I have spoken with classmates who want to stay at their sites until the very last day, returning to school the night before we have to start studying for comps. I feel so torn, so frustrated that this site is not what I expected, so frustrated that I feel as though I’m not trusting the natural birth process anymore, so downtrodden in my hopes for collaborative relationships, so confused by watching strong midwives cave to awful care under MD pressure, direct or indirect. I want to get out of here as soon as possible. I am positive I want to leave at the end of March and hopefully have those two weeks before school restarts to recoup.
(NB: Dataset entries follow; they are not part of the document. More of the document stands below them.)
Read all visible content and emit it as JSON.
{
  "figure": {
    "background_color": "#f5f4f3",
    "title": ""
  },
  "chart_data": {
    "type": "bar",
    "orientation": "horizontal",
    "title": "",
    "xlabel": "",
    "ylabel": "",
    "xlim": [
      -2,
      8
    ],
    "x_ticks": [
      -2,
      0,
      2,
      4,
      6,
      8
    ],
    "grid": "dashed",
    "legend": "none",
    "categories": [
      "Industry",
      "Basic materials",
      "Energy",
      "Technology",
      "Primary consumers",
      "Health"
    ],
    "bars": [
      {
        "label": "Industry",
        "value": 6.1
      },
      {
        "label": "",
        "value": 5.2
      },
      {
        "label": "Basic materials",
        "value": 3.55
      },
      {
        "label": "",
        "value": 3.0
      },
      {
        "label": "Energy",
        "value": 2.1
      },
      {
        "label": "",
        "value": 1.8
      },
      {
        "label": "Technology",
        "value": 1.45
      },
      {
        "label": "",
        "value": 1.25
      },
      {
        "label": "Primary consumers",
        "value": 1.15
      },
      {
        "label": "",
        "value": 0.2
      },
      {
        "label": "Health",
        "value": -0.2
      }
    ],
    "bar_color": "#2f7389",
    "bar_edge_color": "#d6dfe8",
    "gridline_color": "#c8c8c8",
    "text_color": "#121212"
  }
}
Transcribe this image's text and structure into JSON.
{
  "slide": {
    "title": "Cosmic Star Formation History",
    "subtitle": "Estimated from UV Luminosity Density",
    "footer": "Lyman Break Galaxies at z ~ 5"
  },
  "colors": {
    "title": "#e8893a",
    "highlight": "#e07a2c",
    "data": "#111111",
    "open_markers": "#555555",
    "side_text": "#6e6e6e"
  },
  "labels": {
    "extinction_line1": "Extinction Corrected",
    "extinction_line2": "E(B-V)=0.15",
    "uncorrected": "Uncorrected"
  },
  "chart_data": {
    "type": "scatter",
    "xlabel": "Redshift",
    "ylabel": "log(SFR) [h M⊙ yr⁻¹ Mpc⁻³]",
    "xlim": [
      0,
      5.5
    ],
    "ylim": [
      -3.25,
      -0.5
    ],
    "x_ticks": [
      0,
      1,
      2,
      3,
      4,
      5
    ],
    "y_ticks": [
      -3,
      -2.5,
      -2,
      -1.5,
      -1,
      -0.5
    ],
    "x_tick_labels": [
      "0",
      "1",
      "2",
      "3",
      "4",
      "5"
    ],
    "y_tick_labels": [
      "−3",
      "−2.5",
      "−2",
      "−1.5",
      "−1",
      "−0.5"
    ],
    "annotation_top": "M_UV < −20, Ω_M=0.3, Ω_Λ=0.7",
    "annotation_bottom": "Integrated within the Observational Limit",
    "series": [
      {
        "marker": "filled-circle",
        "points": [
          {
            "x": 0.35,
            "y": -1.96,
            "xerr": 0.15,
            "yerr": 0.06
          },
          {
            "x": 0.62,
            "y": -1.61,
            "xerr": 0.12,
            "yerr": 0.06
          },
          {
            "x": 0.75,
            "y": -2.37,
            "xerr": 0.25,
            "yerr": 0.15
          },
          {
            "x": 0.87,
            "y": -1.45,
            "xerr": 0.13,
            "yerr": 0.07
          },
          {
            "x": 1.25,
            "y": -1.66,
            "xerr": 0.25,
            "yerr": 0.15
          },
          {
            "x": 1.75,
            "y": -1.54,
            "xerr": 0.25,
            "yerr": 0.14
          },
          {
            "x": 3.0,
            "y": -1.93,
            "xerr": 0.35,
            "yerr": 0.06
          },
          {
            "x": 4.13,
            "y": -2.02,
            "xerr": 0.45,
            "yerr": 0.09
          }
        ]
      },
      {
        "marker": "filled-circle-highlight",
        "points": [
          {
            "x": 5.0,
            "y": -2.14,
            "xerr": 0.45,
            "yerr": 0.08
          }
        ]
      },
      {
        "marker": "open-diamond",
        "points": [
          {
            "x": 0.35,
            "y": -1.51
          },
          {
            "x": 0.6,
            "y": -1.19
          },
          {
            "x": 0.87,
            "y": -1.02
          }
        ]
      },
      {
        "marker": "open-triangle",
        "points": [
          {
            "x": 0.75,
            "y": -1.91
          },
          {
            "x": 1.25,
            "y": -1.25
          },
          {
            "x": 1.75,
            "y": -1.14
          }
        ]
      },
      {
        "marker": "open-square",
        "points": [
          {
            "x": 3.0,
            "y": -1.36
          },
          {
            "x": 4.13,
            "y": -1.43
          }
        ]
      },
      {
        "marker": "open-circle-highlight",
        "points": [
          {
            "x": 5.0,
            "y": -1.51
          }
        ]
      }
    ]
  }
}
This site is a spirit-silencer. Midwifery lives here in spurts.
Later in the day on that same shift I had a beautiful birth, quiet, crowning of the head slow and without rush, didn’t gown and glove until just the right time to facilitate head flexion and birth. The nurse commented that it’s the quietest birth she’s ever attended. The mom was incredible, the baby vibrant. It was beautiful. It’s what she deserved, all that was needed in that situation, and similar to my thought from last week, I would be crushed to know that could have been taken away from her given another Attending on the floor, one heart variable and an uncertain Resident, or another nurse who was impatient with the process. I don’t want to stop doing this. If anything, those moments during which I see others’ spirits silenced, mine rages on. I fear the day that I realize a student is looking at me with the same concern I have for some of my preceptors here. How to keep that midwifery flame going? How to make sure I convey my passion with women, and spread it to other providers? How to get a job and keep rolling with the current energy? Hoping a bunch of shifts this week allow some sharing of energy between myself and the midwives on the floor. It’s going to be a good week, I can just feel it.